# Looking for night divers



## jspooney (Oct 2, 2007)

I’m looking to build a call list of guys who like to chase flounder in the gulf at night. If you like to make night dives and aren’t afraid of the tax man or diving in the cold....shoot me your number. When it’s good, we go a few times a week. Normally always bring back a mess of flatties.


----------



## Saltyakker_22 (Jul 28, 2017)

Is this freediving or scuba diving? If freediving I might be interested. Let me know.


----------



## jrichard9 (Nov 28, 2017)

Same. If it’s free diving I’m game


----------



## jspooney (Oct 2, 2007)

I’m not a free diver, but I don’t mind a free diver on the boat. Main thing I’mlooking for is safety.


----------



## Saltyakker_22 (Jul 28, 2017)

Call or text me. I'd be interested. 334-3five0-00sixsix.


----------



## countryjwh (Nov 20, 2007)

Favorite way to dive and favorite fish to go after. But I’m a little too far.


----------



## Durkee (Sep 21, 2015)

Spooney I'm coming down next week and available Thurs-Sunday if you have a spot and weather works out, never been spearfishing at night but sounds fun... staying on the beach so I can meet up wherever. Shane 770-344-9819

I'm also taking my boat out Friday/Saturday and looking for 1-2 spearos..


----------



## jspooney (Oct 2, 2007)

Thanks for the responses.

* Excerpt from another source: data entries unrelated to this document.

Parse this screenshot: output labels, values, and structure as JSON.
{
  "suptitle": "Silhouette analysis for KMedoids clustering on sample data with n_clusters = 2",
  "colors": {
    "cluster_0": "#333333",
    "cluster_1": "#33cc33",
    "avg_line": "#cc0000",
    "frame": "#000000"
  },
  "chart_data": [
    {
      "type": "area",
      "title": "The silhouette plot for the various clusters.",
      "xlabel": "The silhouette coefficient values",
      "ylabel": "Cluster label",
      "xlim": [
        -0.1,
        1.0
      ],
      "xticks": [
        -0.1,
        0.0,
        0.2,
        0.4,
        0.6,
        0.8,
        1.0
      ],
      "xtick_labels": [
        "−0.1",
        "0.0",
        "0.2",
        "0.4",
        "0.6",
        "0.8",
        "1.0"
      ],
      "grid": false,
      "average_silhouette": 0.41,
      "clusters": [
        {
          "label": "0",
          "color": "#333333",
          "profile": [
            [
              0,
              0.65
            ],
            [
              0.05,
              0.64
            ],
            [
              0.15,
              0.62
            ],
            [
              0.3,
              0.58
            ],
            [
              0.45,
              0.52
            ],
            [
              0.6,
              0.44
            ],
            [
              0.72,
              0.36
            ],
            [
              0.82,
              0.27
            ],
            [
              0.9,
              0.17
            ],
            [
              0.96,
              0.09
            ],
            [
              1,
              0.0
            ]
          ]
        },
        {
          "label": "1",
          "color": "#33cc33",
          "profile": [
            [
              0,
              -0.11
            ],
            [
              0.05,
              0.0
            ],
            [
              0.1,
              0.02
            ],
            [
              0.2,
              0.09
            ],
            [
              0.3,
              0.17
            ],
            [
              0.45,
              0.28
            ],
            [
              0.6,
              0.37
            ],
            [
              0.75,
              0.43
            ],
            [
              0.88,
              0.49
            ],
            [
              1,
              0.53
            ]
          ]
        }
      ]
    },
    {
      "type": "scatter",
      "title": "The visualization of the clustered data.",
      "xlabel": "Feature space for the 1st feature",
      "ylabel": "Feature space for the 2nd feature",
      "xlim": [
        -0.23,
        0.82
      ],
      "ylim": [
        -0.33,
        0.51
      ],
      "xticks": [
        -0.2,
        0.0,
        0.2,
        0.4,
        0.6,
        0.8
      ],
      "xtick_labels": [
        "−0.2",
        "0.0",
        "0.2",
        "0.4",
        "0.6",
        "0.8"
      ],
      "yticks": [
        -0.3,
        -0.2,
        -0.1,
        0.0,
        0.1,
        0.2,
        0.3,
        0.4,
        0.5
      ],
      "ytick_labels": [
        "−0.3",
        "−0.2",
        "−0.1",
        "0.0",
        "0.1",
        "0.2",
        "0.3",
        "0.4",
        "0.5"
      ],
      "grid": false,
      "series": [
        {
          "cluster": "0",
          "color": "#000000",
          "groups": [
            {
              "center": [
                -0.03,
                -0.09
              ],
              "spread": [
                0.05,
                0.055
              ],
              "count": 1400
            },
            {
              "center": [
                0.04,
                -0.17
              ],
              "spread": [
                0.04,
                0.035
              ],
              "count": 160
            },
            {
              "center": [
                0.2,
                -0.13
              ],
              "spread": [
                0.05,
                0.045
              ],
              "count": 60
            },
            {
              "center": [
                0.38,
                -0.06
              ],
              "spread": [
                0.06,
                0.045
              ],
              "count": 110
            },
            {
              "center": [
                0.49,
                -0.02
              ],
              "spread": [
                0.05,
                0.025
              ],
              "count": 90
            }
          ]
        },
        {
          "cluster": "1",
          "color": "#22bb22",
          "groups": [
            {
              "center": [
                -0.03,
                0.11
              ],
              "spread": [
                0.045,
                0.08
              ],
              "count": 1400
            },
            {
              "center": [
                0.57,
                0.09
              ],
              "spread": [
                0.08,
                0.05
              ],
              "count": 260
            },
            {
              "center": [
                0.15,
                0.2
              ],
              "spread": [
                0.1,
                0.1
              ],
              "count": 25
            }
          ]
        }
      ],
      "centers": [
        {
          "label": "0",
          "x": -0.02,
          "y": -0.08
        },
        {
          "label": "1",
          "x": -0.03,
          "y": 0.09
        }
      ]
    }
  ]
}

I’ll give y’all a call.


----------



## jrichard9 (Nov 28, 2017)

Durkee said:


> Spooney I'm coming down next week and available Thurs-Sunday if you have a spot and weather works out, never been spearfishing at night but sounds fun... staying on the beach so I can meet up wherever. Shane 770-344-9819
> 
> I'm also taking my boat out Friday/Saturday and looking for 1-2 spearos..
> 
> ...


----------



## vulkanman (Mar 16, 2015)

Jeff, I'm interested, I've done night dives, got spare lights & enjoy all the fun stuff like looking for lost zookeepers & stringers. I bought a speargun or a tacklebox or something from you a couple years ago. I'm in Foley so I'll need to plan ahead a little but I'd like to go - 251-943-zero-zero-48


----------